Urteil des OLG Düsseldorf vom 21.04.2010

OLG Düsseldorf (eintritt des schadens, schaden, wert, warschauer abkommen, unterlassen, frachtführer, ware, sendung, anlage, beförderung)

Oberlandesgericht Düsseldorf, I-18 U 238/09
Datum:
21.04.2010
Gericht:
Oberlandesgericht Düsseldorf
Spruchkörper:
18. Senat für Zivilsachen
Entscheidungsart:
Urteil
Aktenzeichen:
I-18 U 238/09
Tenor:
Auf die Berufung der Beklagten wird unter Zurückweisung der
weitergehenden Berufung das Urteil der 1. Kammer für Handelssachen
des Landgerichts Düsseldorf vom 12.11.2009 (31 O 78/08) teilweise
abgeändert und wie folgt neu gefasst:
Die Beklagte wird verurteilt, an die Klägerin 11.040 € nebst Zinsen i.H.v.

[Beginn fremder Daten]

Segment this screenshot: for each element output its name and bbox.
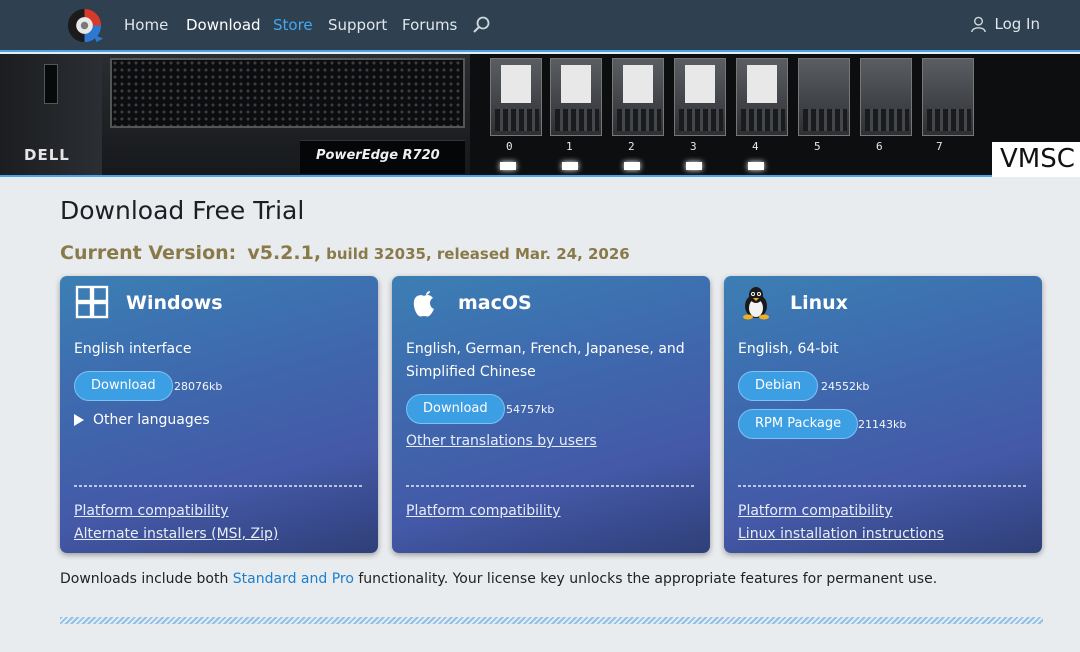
version-line: Current Version: v5.2.1, build 32035, re… (60, 242, 630, 264)
bay-number: 4 (752, 140, 759, 153)
bay-number: 2 (628, 140, 635, 153)
triangle-right-icon (74, 414, 84, 426)
hero-banner: DELL PowerEdge R720 0 1 2 3 4 5 6 7 (0, 54, 1080, 177)
divider (738, 485, 1028, 487)
windows-download-button[interactable]: Download (74, 371, 173, 401)
search-icon[interactable] (472, 15, 492, 35)
license-note-post: functionality. Your license key unlocks … (353, 571, 938, 587)
drive-bay (798, 58, 850, 136)
divider (74, 485, 364, 487)
server-grille (110, 58, 465, 128)
top-nav: Home Download Store Support Forums Log I… (0, 0, 1080, 52)
divider (406, 485, 696, 487)
card-title: Windows (126, 292, 223, 314)
model-label: PowerEdge R720 (316, 148, 440, 163)
status-led (748, 162, 764, 170)
bay-number: 0 (506, 140, 513, 153)
bay-number: 1 (566, 140, 573, 153)
card-description: English, 64-bit (738, 341, 839, 357)
drive-bay (860, 58, 912, 136)
file-size: 24552kb (821, 380, 870, 393)
macos-card: macOS English, German, French, Japanese,… (392, 276, 710, 553)
nav-home[interactable]: Home (124, 16, 168, 34)
card-title: Linux (790, 292, 848, 314)
rpm-download-button[interactable]: RPM Package (738, 409, 859, 439)
alternate-installers-link[interactable]: Alternate installers (MSI, Zip) (74, 526, 278, 542)
file-size: 54757kb (506, 403, 555, 416)
other-languages-label: Other languages (93, 412, 210, 428)
debian-download-button[interactable]: Debian (738, 371, 819, 401)
windows-icon (75, 285, 109, 319)
section-divider (60, 617, 1043, 624)
macos-download-button[interactable]: Download (406, 394, 505, 424)
bay-number: 7 (936, 140, 943, 153)
other-translations-link[interactable]: Other translations by users (406, 433, 597, 449)
login-label: Log In (994, 15, 1041, 33)
license-note: Downloads include both Standard and Pro … (60, 571, 937, 587)
nav-forums[interactable]: Forums (402, 16, 457, 34)
page-title: Download Free Trial (60, 196, 305, 225)
apple-icon (413, 291, 434, 317)
logo-icon[interactable] (66, 7, 103, 44)
usb-slot (44, 64, 58, 104)
file-size: 21143kb (858, 418, 907, 431)
bay-number: 5 (814, 140, 821, 153)
hero-overlay-text: VMSC (992, 142, 1080, 177)
bay-number: 3 (690, 140, 697, 153)
version-details: build 32035, released Mar. 24, 2026 (326, 245, 630, 263)
bay-number: 6 (876, 140, 883, 153)
status-led (624, 162, 640, 170)
version-label: Current Version: (60, 242, 237, 264)
card-title: macOS (458, 292, 532, 314)
status-led (500, 162, 516, 170)
platform-compatibility-link[interactable]: Platform compatibility (738, 503, 893, 519)
linux-instructions-link[interactable]: Linux installation instructions (738, 526, 944, 542)
card-description: English interface (74, 341, 192, 357)
platform-compatibility-link[interactable]: Platform compatibility (406, 503, 561, 519)
login-link[interactable]: Log In (970, 15, 1041, 33)
brand-badge: DELL (24, 146, 70, 164)
windows-card: Windows English interface Download 28076… (60, 276, 378, 553)
drive-bay (736, 58, 788, 136)
status-led (686, 162, 702, 170)
nav-support[interactable]: Support (328, 16, 387, 34)
drive-bay (612, 58, 664, 136)
standard-pro-link[interactable]: Standard and Pro (233, 571, 354, 587)
other-languages-toggle[interactable]: Other languages (74, 412, 210, 428)
drive-bay (922, 58, 974, 136)
drive-bay (490, 58, 542, 136)
drive-bay (550, 58, 602, 136)
drive-bay (674, 58, 726, 136)
card-description: English, German, French, Japanese, and S… (406, 341, 685, 380)
nav-download[interactable]: Download (186, 16, 261, 34)
version-number: v5.2.1, (247, 242, 322, 264)
linux-card: Linux English, 64-bit Debian 24552kb RPM… (724, 276, 1042, 553)
nav-store[interactable]: Store (273, 16, 313, 34)
platform-compatibility-link[interactable]: Platform compatibility (74, 503, 229, 519)
file-size: 28076kb (174, 380, 223, 393)
penguin-icon (743, 287, 769, 320)
license-note-pre: Downloads include both (60, 571, 233, 587)
user-icon (970, 16, 986, 32)
status-led (562, 162, 578, 170)
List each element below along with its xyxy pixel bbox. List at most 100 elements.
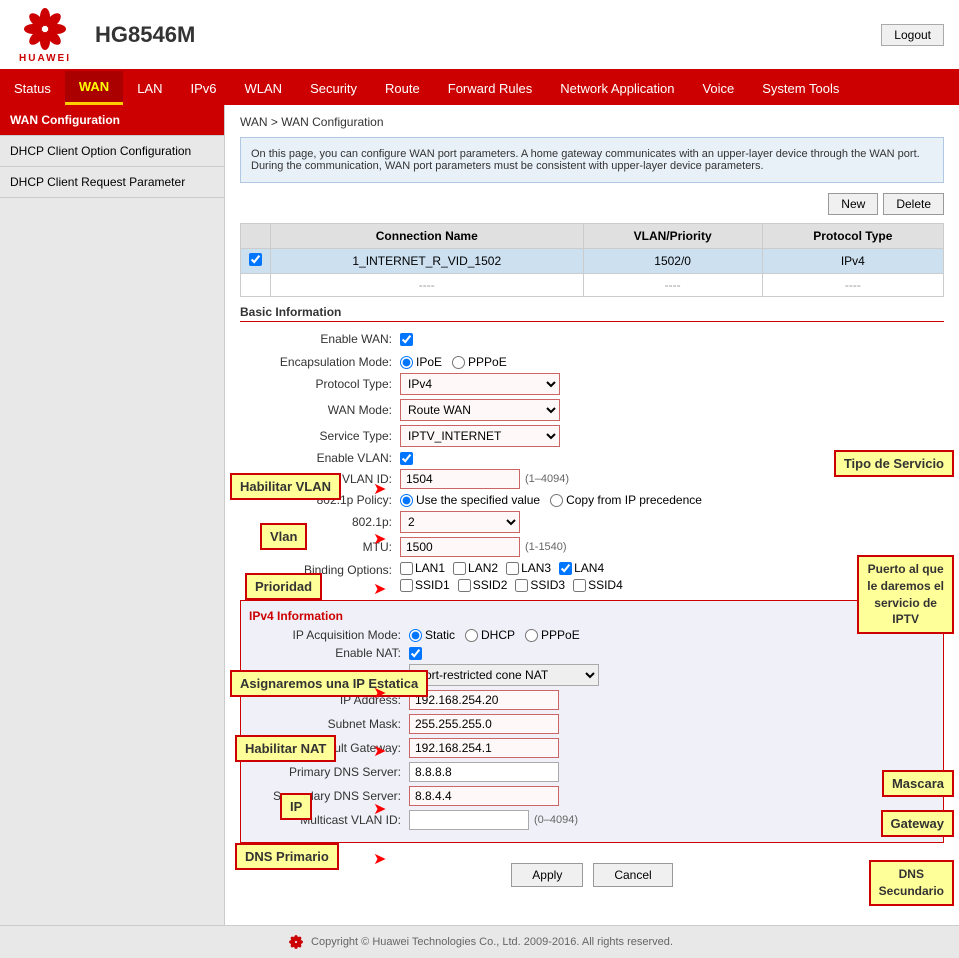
nat-type-select[interactable]: Port-restricted cone NAT [409,664,599,686]
acq-dhcp-radio[interactable] [465,629,478,642]
lan2-checkbox[interactable] [453,562,466,575]
encap-ipoe-radio[interactable] [400,356,413,369]
lan3-label: LAN3 [506,561,551,575]
table-row: 1_INTERNET_R_VID_1502 1502/0 IPv4 [241,249,944,274]
arrow-ip: ➤ [373,799,386,819]
protocol-type-select[interactable]: IPv4 [400,373,560,395]
cancel-button[interactable]: Cancel [593,863,672,887]
service-type-select[interactable]: IPTV_INTERNET [400,425,560,447]
device-name: HG8546M [95,22,881,48]
mtu-input[interactable] [400,537,520,557]
acq-pppoe-radio[interactable] [525,629,538,642]
enable-wan-checkbox[interactable] [400,333,413,346]
subnet-input[interactable] [409,714,559,734]
nav-item-wlan[interactable]: WLAN [231,73,297,104]
nav-item-security[interactable]: Security [296,73,371,104]
table-row: ---- ---- ---- [241,274,944,297]
col-checkbox [241,224,271,249]
main-nav: Status WAN LAN IPv6 WLAN Security Route … [0,71,959,105]
arrow-dns-primario: ➤ [373,849,386,869]
wan-mode-label: WAN Mode: [240,403,400,417]
col-connection-name: Connection Name [271,224,584,249]
multicast-input[interactable] [409,810,529,830]
encap-pppoe-radio[interactable] [452,356,465,369]
vlan-hint: (1–4094) [525,473,569,485]
lan3-checkbox[interactable] [506,562,519,575]
acq-pppoe-text: PPPoE [541,628,580,642]
ssid3-checkbox[interactable] [515,579,528,592]
nav-item-forward[interactable]: Forward Rules [434,73,547,104]
encap-ipoe-text: IPoE [416,355,442,369]
acquisition-label: IP Acquisition Mode: [249,628,409,642]
ssid1-label: SSID1 [400,578,450,592]
lan1-checkbox[interactable] [400,562,413,575]
lan1-label: LAN1 [400,561,445,575]
enable-nat-checkbox[interactable] [409,647,422,660]
service-type-label: Service Type: [240,429,400,443]
dns2-input[interactable] [409,786,559,806]
p802-select[interactable]: 2 [400,511,520,533]
breadcrumb: WAN > WAN Configuration [240,115,944,129]
encap-ipoe-label: IPoE [400,355,442,369]
arrow-prioridad: ➤ [373,579,386,599]
multicast-hint: (0–4094) [534,814,578,826]
wan-config-table: Connection Name VLAN/Priority Protocol T… [240,223,944,297]
ip-addr-input[interactable] [409,690,559,710]
annotation-tipo-servicio: Tipo de Servicio [834,450,954,477]
mtu-hint: (1-1540) [525,541,567,553]
vlan-id-input[interactable] [400,469,520,489]
annotation-puerto-iptv: Puerto al quele daremos elservicio deIPT… [857,555,954,634]
gateway-input[interactable] [409,738,559,758]
nav-item-network-app[interactable]: Network Application [546,73,688,104]
row1-checkbox[interactable] [249,253,262,266]
nav-item-system[interactable]: System Tools [748,73,853,104]
annotation-vlan: Vlan [260,523,307,550]
nav-item-route[interactable]: Route [371,73,434,104]
logout-button[interactable]: Logout [881,24,944,46]
basic-info-title: Basic Information [240,305,944,322]
lan4-checkbox[interactable] [559,562,572,575]
annotation-dns-primario: DNS Primario [235,843,339,870]
ssid2-checkbox[interactable] [458,579,471,592]
nav-item-status[interactable]: Status [0,73,65,104]
ssid4-checkbox[interactable] [573,579,586,592]
subnet-label: Subnet Mask: [249,717,409,731]
info-box: On this page, you can configure WAN port… [240,137,944,183]
annotation-habilitar-nat: Habilitar NAT [235,735,336,762]
sidebar-item-dhcp-option[interactable]: DHCP Client Option Configuration [0,136,224,167]
row2-protocol: ---- [762,274,943,297]
encapsulation-label: Encapsulation Mode: [240,355,400,369]
row2-name: ---- [271,274,584,297]
nav-item-ipv6[interactable]: IPv6 [177,73,231,104]
policy-specified-radio[interactable] [400,494,413,507]
dns1-label: Primary DNS Server: [249,765,409,779]
wan-mode-select[interactable]: Route WAN [400,399,560,421]
delete-button[interactable]: Delete [883,193,944,215]
nav-item-wan[interactable]: WAN [65,71,123,105]
new-button[interactable]: New [828,193,878,215]
action-bar: Apply Cancel [240,853,944,897]
nav-item-voice[interactable]: Voice [688,73,748,104]
nav-item-lan[interactable]: LAN [123,73,176,104]
ipv4-title: IPv4 Information [249,609,935,623]
sidebar-item-dhcp-request[interactable]: DHCP Client Request Parameter [0,167,224,198]
enable-vlan-checkbox[interactable] [400,452,413,465]
arrow-asignar-ip: ➤ [373,683,386,703]
annotation-dns-secundario: DNSSecundario [869,860,954,906]
sidebar: WAN Configuration DHCP Client Option Con… [0,105,225,925]
apply-button[interactable]: Apply [511,863,583,887]
footer-logo-icon [286,934,306,950]
row1-name: 1_INTERNET_R_VID_1502 [271,249,584,274]
logo-text: HUAWEI [19,53,71,64]
protocol-type-label: Protocol Type: [240,377,400,391]
ssid1-checkbox[interactable] [400,579,413,592]
sidebar-item-wan-config[interactable]: WAN Configuration [0,105,224,136]
lan4-label: LAN4 [559,561,604,575]
row1-protocol: IPv4 [762,249,943,274]
dns1-input[interactable] [409,762,559,782]
col-protocol: Protocol Type [762,224,943,249]
policy-copy-radio[interactable] [550,494,563,507]
acq-static-radio[interactable] [409,629,422,642]
ssid2-label: SSID2 [458,578,508,592]
binding-options: LAN1 LAN2 LAN3 LAN4 SSID1 [400,561,623,592]
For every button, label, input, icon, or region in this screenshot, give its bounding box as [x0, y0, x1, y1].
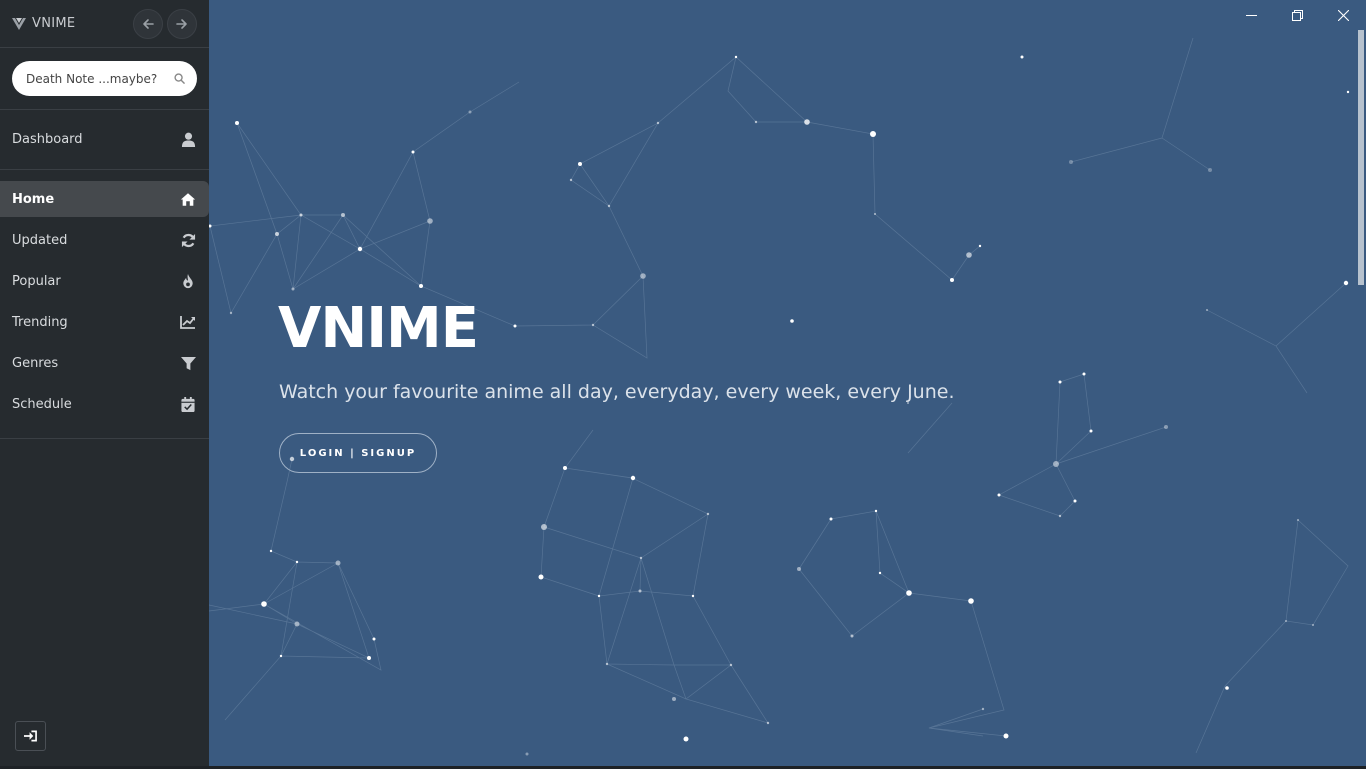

5 Pro-zentpunkten über dem Basiszinssatz seit dem 27.09.2008 zu
zahlen. Die weiter-gehende Klage wird abgewiesen.
Von den Kosten des Rechtsstreits erster Instanz trägt die Klägerin 1/3,
die Beklag-te 2/3. Von den Kosten des Rechtsstreits zweiter Instanz trägt
die Klägerin ¼, die Beklagte ¾.
Das Urteil ist vorläufig vollstreckbar.
Die Revision wird nicht zugelassen.
I.
1
Von der Darstellung des Sach- und Streitstandes wird gemäß §§ 540 Abs. 2, 313a Abs.
1 Satz 1 ZPO abgesehen.
2
II.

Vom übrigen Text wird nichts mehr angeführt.